Convolution

A convolution between two signals, ${\displaystyle x(t)}$ and ${\displaystyle y(t)}$, is an operation defined as follows:

${\displaystyle x(t)*y(t)={\displaystyle \underset{-\mathrm{\infty }}{\overset{+\mathrm{\infty }}{\int }}}x(\tau )y(t-\tau )d\tau }$

The process of convolution is very useful in the time domain analysis of systems, because we can fully describe a system by its impulse response. Let's consider the following system which operates on an input as ${\displaystyle O\{\}}$, having characterized its impulse response by ${\displaystyle o(t)}$:

${\displaystyle x(t)⟶\begin{array}{c}O\{\}\end{array}⟶y(t)}$

${\displaystyle y(t)=O[x(t)]}$

${\displaystyle y(t)=x(t)*o(t)}$

Put into other words, the output of a system in an instant ${\displaystyle t}$ can be written as a linear combination of past and future instants of the input and its impulse response:

${\displaystyle y(t)={\displaystyle \underset{-\mathrm{\infty }}{\overset{+\mathrm{\infty }}{\int }}}x(\tau )o(t-\tau )d\tau }$

In discrete time there is no continuous time ${\displaystyle x(t)}$ but finite samples ${\displaystyle x[n]}$.

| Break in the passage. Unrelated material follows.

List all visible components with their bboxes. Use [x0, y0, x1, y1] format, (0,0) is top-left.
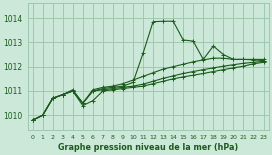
X-axis label: Graphe pression niveau de la mer (hPa): Graphe pression niveau de la mer (hPa) — [58, 143, 238, 152]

So the integral can be rewritten as a sum:

${\displaystyle (x*y)[m]={\displaystyle \sum _{n=-\mathrm{\infty }}^{\mathrm{\infty }}}x[m-n]*y[n]}$

To understand the convolution of finite length signals better, let's look at an example with the signals ${\displaystyle x=[1,2,3]}$ and ${\displaystyle y=[6,9]}$.

[ 1] * [6 9] = ?

[ 6 12 18  0]    // [1 2 3] * 6
[ 0  9 18 27]    // [1 2 3] * 9
-------------
[ 6 21 36 27]    // sum of the above

Note that the length of the output signal has the length ${\displaystyle N+M-1}$ where ${\displaystyle M}$ is the length of ${\displaystyle x}$ and ${\displaystyle N}$ the length of ${\displaystyle y}$.